The Unstable Ground - The Unstable Ground takes as a starting point the site of Lake Cerknica, an intermittent karstic lake in Slovenia, to explore the ground as unstable and in constant flux, breaking the binary understanding of space. The project on one side critically employs archival, cartographic, photographic and text-based research methods, combining them with artistic research practices. The methodologies produce a dialogue between the different notions of unstable landscapes, which have historically often become spaces of friction between local knowledge and universal knowledge, rendering them contested grounds. The ground and, by consequence, space are understood as unstable and constantly moving; Therefore, they no longer appear static but begin to fluctuate. The terrestrial and the aquatic are no longer understood as binaries separate from each other but begin to form a hybrid temporal materiality in which one is submerged into an unresolved unstable cycle.

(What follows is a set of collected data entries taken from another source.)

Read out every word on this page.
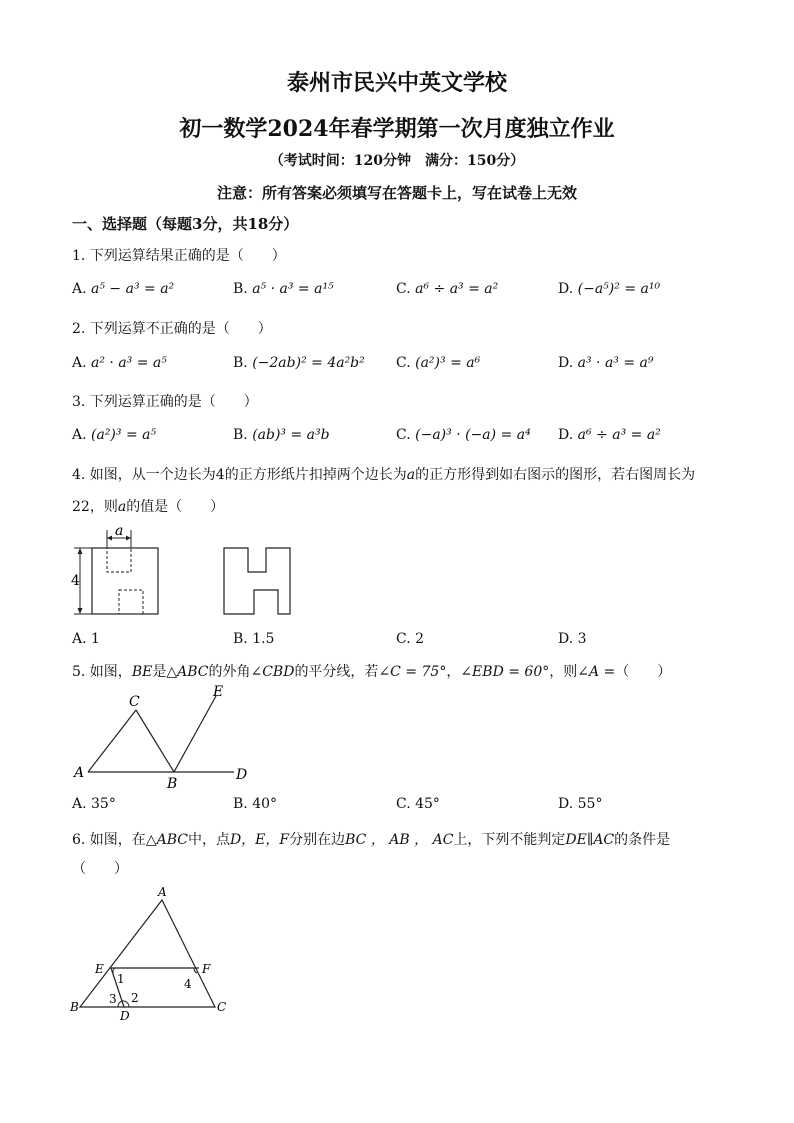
泰州市民兴中英文学校
初一数学2024年春学期第一次月度独立作业
（考试时间：120分钟　满分：150分）
注意：所有答案必须填写在答题卡上，写在试卷上无效
一、选择题（每题3分，共18分）
1. 下列运算结果正确的是（　　）
A. a⁵ − a³ = a²	B. a⁵ · a³ = a¹⁵	C. a⁶ ÷ a³ = a²	D. (−a⁵)² = a¹⁰
2. 下列运算不正确的是（　　）
A. a² · a³ = a⁵	B. (−2ab)² = 4a²b² C. (a²)³ = a⁶	D. a³ · a³ = a⁹
3. 下列运算正确的是（　　）
A. (a²)³ = a⁵	B. (ab)³ = a³b	C. (−a)³ · (−a) = a⁴ D. a⁶ ÷ a³ = a²
4. 如图，从一个边长为4的正方形纸片扣掉两个边长为a的正方形得到如右图示的图形，若右图周长为
22，则a的值是（　　）
a
4
A. 1	B. 1.5	C. 2	D. 3
5. 如图，BE是△ABC的外角∠CBD的平分线，若∠C = 75°，∠EBD = 60°，则∠A =（　　）
A
B
C
D
E
A. 35°	B. 40°	C. 45°	D. 55°
6. 如图，在△ABC中，点D，E，F分别在边BC ， AB ， AC上，下列不能判定DE∥AC的条件是
（　　）
A
B	C
D
E	F
1
2
3
4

The River Knows - The project aims to engage with water scarcity and real-time visual storytelling to speculate on climate futures of the Soča River in Slovenia. The bed of the glacial river has been shaped by its waters in remarkable geological formations for millennia. Recently the river’s water level has been low due to summer drought, a consequence of anthropogenic factors. The project looks at the interplay and relationship between humans and the river’s geological processes. It reflects on changing ecologies and raises awareness for the conservation of this important water ecology through speculation. The project aims to use 3D scanning and photogrammetry to create a digital extension of the Soča landscape with particular attention to the dry riverbed and glacial rocks. The digital landscape will be linked to sensors placed in the landscape recording various parameters in real-time (landscape sound, water level, pollution, rainfall) which will create distortions and deformations within the digital landscape.
Tree as Archive - This project critically examines the spatialization of bureaucratic processes. The tree takes on the role of infrastructure when set into the urban space. In urban planning processes, it is assigned an economic value based on the services it performs, often being used in the process of gentrification. The practice of architecture and urban planning play a significant role in this, often leading to the displacement of communities. Tree as Archive is a proposition for a different kind of bollard infrastructure, enabling the citizen to disrupt the circulation of the urban space by pulling the installed fabric to create new spatial contexts and occupy the public space. It stands in the exact spots where the 19 cut trees stood. By that, it becomes the materialization of the resident's disagreement and protest against the new layout of the street, collecting stories of the movement that emerged with the cutting of trees. Because wood samples can be read by scientists as archives of everything that has happened to the tree, the same logic is applied to the installation. Tree as Archive, therefore becomes an archive of events that happened around the trees.